1934年生まれの大巨匠、アブドゥーラ・イブラヒムの必見必聴の作品!
イブラヒム氏は、15歳でプロとしてキャリアをスタート。デューク・エリントンに認められてワールドワイドにデビューし、69年ジャズ史上の名盤『アフリカン・ピアノ』をリリース。しかし70年代にはアパルトヘイトによる人種差別や厳しい政治的な状況により、亡命生活も余儀なくされ、祖国を離れながらルーツと表現を見つめ、音楽世界を極めてきました。

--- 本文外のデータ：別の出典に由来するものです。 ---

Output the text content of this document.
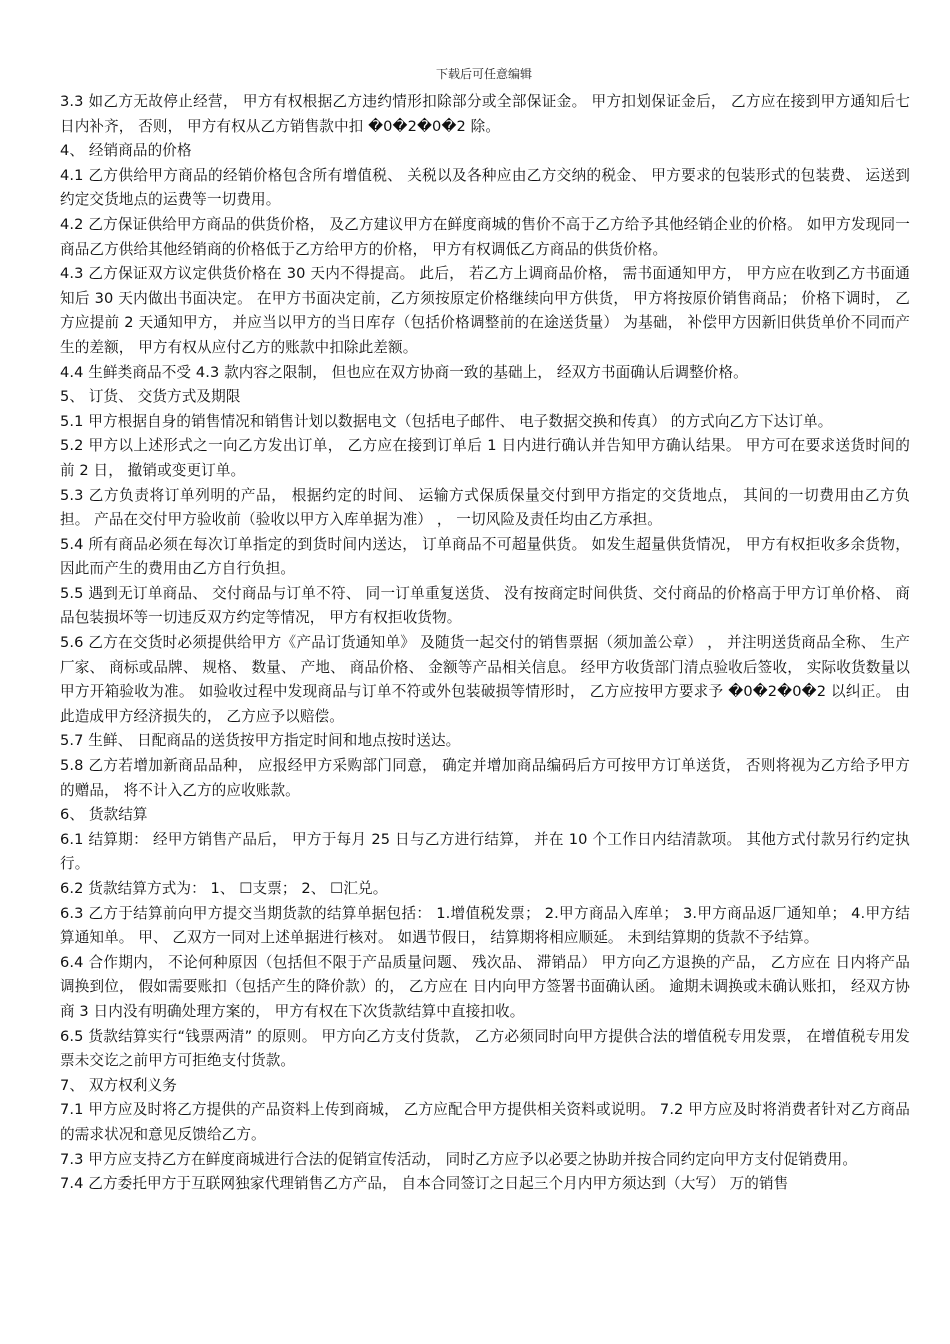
下载后可任意编辑

3.3 如乙方无故停止经营， 甲方有权根据乙方违约情形扣除部分或全部保证金。 甲方扣划保证金后， 乙方应在接到甲方通知后七日内补齐， 否则， 甲方有权从乙方销售款中扣 �0�2�0�2 除。

4、 经销商品的价格

4.1 乙方供给甲方商品的经销价格包含所有增值税、 关税以及各种应由乙方交纳的税金、 甲方要求的包装形式的包装费、 运送到约定交货地点的运费等一切费用。

4.2 乙方保证供给甲方商品的供货价格， 及乙方建议甲方在鲜度商城的售价不高于乙方给予其他经销企业的价格。 如甲方发现同一商品乙方供给其他经销商的价格低于乙方给甲方的价格， 甲方有权调低乙方商品的供货价格。

4.3 乙方保证双方议定供货价格在 30 天内不得提高。 此后， 若乙方上调商品价格， 需书面通知甲方， 甲方应在收到乙方书面通知后 30 天内做出书面决定。 在甲方书面决定前，乙方须按原定价格继续向甲方供货， 甲方将按原价销售商品； 价格下调时， 乙方应提前 2 天通知甲方， 并应当以甲方的当日库存（包括价格调整前的在途送货量） 为基础， 补偿甲方因新旧供货单价不同而产生的差额， 甲方有权从应付乙方的账款中扣除此差额。

4.4 生鲜类商品不受 4.3 款内容之限制， 但也应在双方协商一致的基础上， 经双方书面确认后调整价格。

5、 订货、 交货方式及期限

5.1 甲方根据自身的销售情况和销售计划以数据电文（包括电子邮件、 电子数据交换和传真） 的方式向乙方下达订单。

5.2 甲方以上述形式之一向乙方发出订单， 乙方应在接到订单后 1 日内进行确认并告知甲方确认结果。 甲方可在要求送货时间的前 2 日， 撤销或变更订单。

5.3 乙方负责将订单列明的产品， 根据约定的时间、 运输方式保质保量交付到甲方指定的交货地点， 其间的一切费用由乙方负担。 产品在交付甲方验收前（验收以甲方入库单据为准） ， 一切风险及责任均由乙方承担。

5.4 所有商品必须在每次订单指定的到货时间内送达， 订单商品不可超量供货。 如发生超量供货情况， 甲方有权拒收多余货物， 因此而产生的费用由乙方自行负担。

5.5 遇到无订单商品、 交付商品与订单不符、 同一订单重复送货、 没有按商定时间供货、交付商品的价格高于甲方订单价格、 商品包装损坏等一切违反双方约定等情况， 甲方有权拒收货物。

5.6 乙方在交货时必须提供给甲方《产品订货通知单》 及随货一起交付的销售票据（须加盖公章） ， 并注明送货商品全称、 生产厂家、 商标或品牌、 规格、 数量、 产地、 商品价格、 金额等产品相关信息。 经甲方收货部门清点验收后签收， 实际收货数量以甲方开箱验收为准。 如验收过程中发现商品与订单不符或外包装破损等情形时， 乙方应按甲方要求予 �0�2�0�2 以纠正。 由此造成甲方经济损失的， 乙方应予以赔偿。

5.7 生鲜、 日配商品的送货按甲方指定时间和地点按时送达。

5.8 乙方若增加新商品品种， 应报经甲方采购部门同意， 确定并增加商品编码后方可按甲方订单送货， 否则将视为乙方给予甲方的赠品， 将不计入乙方的应收账款。

6、 货款结算

6.1 结算期： 经甲方销售产品后， 甲方于每月 25 日与乙方进行结算， 并在 10 个工作日内结清款项。 其他方式付款另行约定执行。

6.2 货款结算方式为： 1、 ☐支票； 2、 ☐汇兑。

6.3 乙方于结算前向甲方提交当期货款的结算单据包括： 1.增值税发票； 2.甲方商品入库单； 3.甲方商品返厂通知单； 4.甲方结算通知单。 甲、 乙双方一同对上述单据进行核对。 如遇节假日， 结算期将相应顺延。 未到结算期的货款不予结算。

6.4 合作期内， 不论何种原因（包括但不限于产品质量问题、 残次品、 滞销品） 甲方向乙方退换的产品， 乙方应在 日内将产品调换到位， 假如需要账扣（包括产生的降价款）的， 乙方应在 日内向甲方签署书面确认函。 逾期未调换或未确认账扣， 经双方协商 3 日内没有明确处理方案的， 甲方有权在下次货款结算中直接扣收。

6.5 货款结算实行“钱票两清” 的原则。 甲方向乙方支付货款， 乙方必须同时向甲方提供合法的增值税专用发票， 在增值税专用发票未交讫之前甲方可拒绝支付货款。

7、 双方权利义务

7.1 甲方应及时将乙方提供的产品资料上传到商城， 乙方应配合甲方提供相关资料或说明。 7.2 甲方应及时将消费者针对乙方商品的需求状况和意见反馈给乙方。

7.3 甲方应支持乙方在鲜度商城进行合法的促销宣传活动， 同时乙方应予以必要之协助并按合同约定向甲方支付促销费用。

7.4 乙方委托甲方于互联网独家代理销售乙方产品， 自本合同签订之日起三个月内甲方须达到（大写） 万的销售
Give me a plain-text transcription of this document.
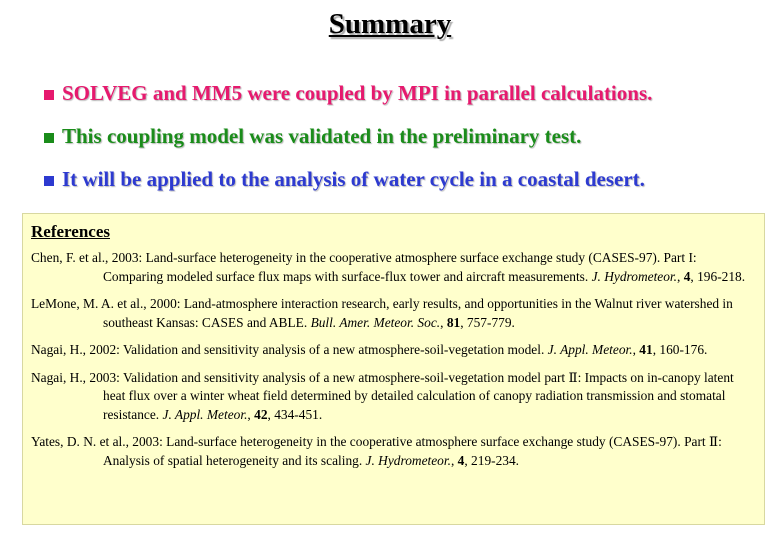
Summary
SOLVEG and MM5 were coupled by MPI in parallel calculations.
This coupling model was validated in the preliminary test.
It will be applied to the analysis of water cycle in a coastal desert.
References
Chen, F. et al., 2003: Land-surface heterogeneity in the cooperative atmosphere surface exchange study (CASES-97). Part I: Comparing modeled surface flux maps with surface-flux tower and aircraft measurements. J. Hydrometeor., 4, 196-218.
LeMone, M. A. et al., 2000: Land-atmosphere interaction research, early results, and opportunities in the Walnut river watershed in southeast Kansas: CASES and ABLE. Bull. Amer. Meteor. Soc., 81, 757-779.
Nagai, H., 2002: Validation and sensitivity analysis of a new atmosphere-soil-vegetation model. J. Appl. Meteor., 41, 160-176.
Nagai, H., 2003: Validation and sensitivity analysis of a new atmosphere-soil-vegetation model part Ⅱ: Impacts on in-canopy latent heat flux over a winter wheat field determined by detailed calculation of canopy radiation transmission and stomatal resistance. J. Appl. Meteor., 42, 434-451.
Yates, D. N. et al., 2003: Land-surface heterogeneity in the cooperative atmosphere surface exchange study (CASES-97). Part Ⅱ: Analysis of spatial heterogeneity and its scaling. J. Hydrometeor., 4, 219-234.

そして近年は、日本にもたびたび来日して大きな感動を巻き起こしていますが、世界各国のフェスティヴァルや、ヨーロッパの名だたるホールでの演奏は、孤高にして、心を揺さぶり、精神的な繋がりをも生み続け、その音楽は究極の芸術表現ともいえましょう。祖国南アフリカ共和国においては、第二のアンセムとも呼ばれる“マネンバーグ”の作曲者として知られる人。ネルソン・マンデラ大統領の就任時にも演奏したことも、存在の大きさを物語るものといえます。
今までにリリースした作品は100作あまり。しかし、本作はそのキャリアの中でも屈指の重要作品!
あの名作『アフリカン・ピアノ』をリリースして40年あまり。ソロ作品としては、2008年に録音された『Senzo 先祖』が21世紀の名作といわれていますが、本作は、双璧をなす作品といえましょう。
音楽をつづる手法は変わることなく、いくつかのモチーフとなる名曲の音楽ピースを配置しつつ、基本的にはすべてが即興。
イブラヒム氏曰く、“心に湧きあがったものをそのまま音にしていくからストーリーはその時に生まれるんだ。生み出した音楽が、また自分を導いていくから、すべては自然に流れるにまかせているんだ”とのこと。しかしそうした完全即興にあって、描かれる世界はまるで壮大な物語のよう。
今回はイタリアの新進にして、スタインウェイや、ベーゼンドルファーといった名門と共に2010年からショパン・コンクールでも採用されたピアノ、ファツィオーリの本拠イタリア・サチーレを訪ね、名機を演奏。ピアノのコンディションが申し分ないのは言うまでもないことですが、響きの美しさは筆舌に尽くしがたく残響音まで芸術的といえる豊かな空間で、17編がつづられていきます。
ジャズ史上においてのみならず、20-21世紀の音楽家という意味においても、時代を超える音楽家、アブドゥラ・イブラヒム。その音楽に触れたすべてのファンにお薦めしたい作品。虚飾なく、歴史的リリースです!!